Só na área industrial, a perda deve superar mais de R$ 10 milhões, Fontana calcula. “Todas as empresas perderam muito. O comércio perdeu muito também. Acredito que 50% do nosso comércio ficou debaixo d’água”, afirma o prefeito.

O gestor municipal diz vias e acessos à cidade terão que ser reconstruídos. “É muito prejuízo”, afirma. “Essa semana vai ser só para fazer limpeza e liberar o fluxo para que as pessoas possam voltar para as suas casas”, projeta.

Fontana diz que os alagamentos deixaram moradores do município ilhados em suas casas. “Para salvar as pessoas, só de barco, de caíco ou de jet ski”, descreve.

Segundo ele, não teve como salvar muita coisa de mobiliário das casas porque o nível de elevação do Rio Taquari foi acima do previsto.
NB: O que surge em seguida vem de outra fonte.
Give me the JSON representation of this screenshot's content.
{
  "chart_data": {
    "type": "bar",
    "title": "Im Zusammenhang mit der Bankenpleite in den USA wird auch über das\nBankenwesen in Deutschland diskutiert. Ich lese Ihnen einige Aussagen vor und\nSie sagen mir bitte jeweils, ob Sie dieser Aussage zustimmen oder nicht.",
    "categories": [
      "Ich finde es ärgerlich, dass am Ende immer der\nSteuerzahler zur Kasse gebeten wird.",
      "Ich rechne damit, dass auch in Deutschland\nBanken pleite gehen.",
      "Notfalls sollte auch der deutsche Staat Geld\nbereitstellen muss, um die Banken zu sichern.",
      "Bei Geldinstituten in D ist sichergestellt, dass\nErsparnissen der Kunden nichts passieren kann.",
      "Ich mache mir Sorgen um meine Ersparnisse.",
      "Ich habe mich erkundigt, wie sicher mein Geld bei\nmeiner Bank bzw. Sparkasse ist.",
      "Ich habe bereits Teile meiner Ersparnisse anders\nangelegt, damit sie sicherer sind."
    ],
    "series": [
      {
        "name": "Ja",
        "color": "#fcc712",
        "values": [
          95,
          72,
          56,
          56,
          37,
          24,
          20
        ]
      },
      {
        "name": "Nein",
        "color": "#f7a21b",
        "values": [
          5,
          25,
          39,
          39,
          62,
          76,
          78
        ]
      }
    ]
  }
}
Fontana também notou resistência de moradores de deixar suas residências, apesar dos alertas. Para as próximas cheias, as pessoas que não querem sair terão que assinar documento pela negativa.

Fontana também ressalta a necessidade de equipar as Defesas Civis e possibilitar maior treinamento para situações como essa. Ele defende também maior interligação e compartilhamento de informações de forma mais ágil para a prestação de serviço.